In writing this last opinion piece for the year, I hark back to my first opinion of 2005: What makes a good HR professional? This piece examined the trend of line managers moving in and out of the HR function

In writing this last opinion piece for the year, I hark back to my first opinion of 2005: What makes a good HR professional? This piece examined the trend of line managers moving in and out of the HR function.

HR can play an invaluable support role in many organisations, but it has to know its place and take time to learn the business. It’s vital that line managers know the business, but this has not always been the case for HR professionals who come from the administrative/transactional school. Times have changed. As Harry Houston, general manager of Form-Rite Australia, writes in this edition’s opinion, the only reason for the existence of an HR department (or any other department for that matter) is to support the achievement of the organisation’s objectives.

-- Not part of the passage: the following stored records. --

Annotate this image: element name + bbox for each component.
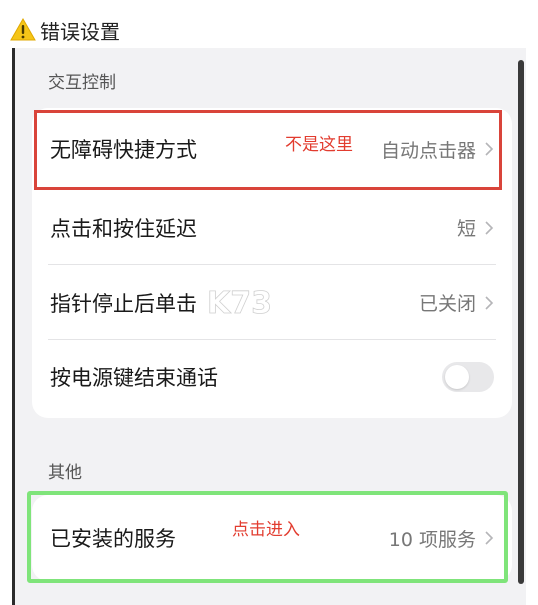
row-label: 按电源键结束通话 (50, 366, 218, 390)
section-title-interaction: 交互控制 (48, 73, 116, 93)
chevron-right-icon (485, 295, 494, 310)
chevron-right-icon (485, 220, 494, 235)
k73-logo: K73 (207, 286, 273, 322)
wrong-option-highlight (34, 110, 502, 190)
page-header: 错误设置 (10, 14, 120, 46)
watermark-text: 游戏之家 (300, 289, 349, 303)
scrollbar[interactable] (518, 60, 524, 584)
row-value: 短 (456, 218, 476, 240)
watermark-domain: .com (267, 303, 302, 319)
annotation-click-enter: 点击进入 (232, 520, 300, 540)
svg-text:K73: K73 (207, 286, 272, 321)
toggle-knob (445, 365, 469, 389)
header-title: 错误设置 (40, 19, 120, 44)
annotation-not-here: 不是这里 (285, 135, 353, 155)
row-value: 已关闭 (418, 293, 476, 315)
row-power-button-ends-call: 按电源键结束通话 (32, 340, 512, 414)
row-label: 点击和按住延迟 (50, 216, 197, 241)
k73-watermark: K73 游戏之家 .com (205, 283, 348, 323)
section-title-other: 其他 (48, 463, 82, 483)
row-tap-hold-delay[interactable]: 点击和按住延迟 短 (32, 190, 512, 265)
power-end-call-toggle[interactable] (442, 362, 494, 392)
warning-icon (10, 18, 36, 41)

There seems to be a growing divide between HR professionals who ‘get it’(or who choose to ‘get it’) and those who don’t. Those HR professionals who do get it stand to benefit on a number of levels. Not only do they increase their skills and business nous, but also their value on the HR job market. While it might seem a bad thing to be a HR professional who doesn’t get it, this could be just a reflection of the evolution of the HR function itself.

HR at the moment is doing double duty. About 100 years ago (give or take a decade or two), there was a fundamental split in the accounting world which gave birth to the finance department. Accounting is transactional, finance is strategic. The same distinction drawn between these two departments is now occurring in the HR department. The transactional HR function is responsible for administrative work and keeping cost per transaction as low as possible. The more strategic HR function is responsible for human capital management and more transformational work.

Change is inevitable and inescapable. It’s probably going to take another decade or more for the split between the two functions to be complete. And it’s going to take both kinds of HR professionals to successfully give birth (albeit painfully) to the two distinct functions.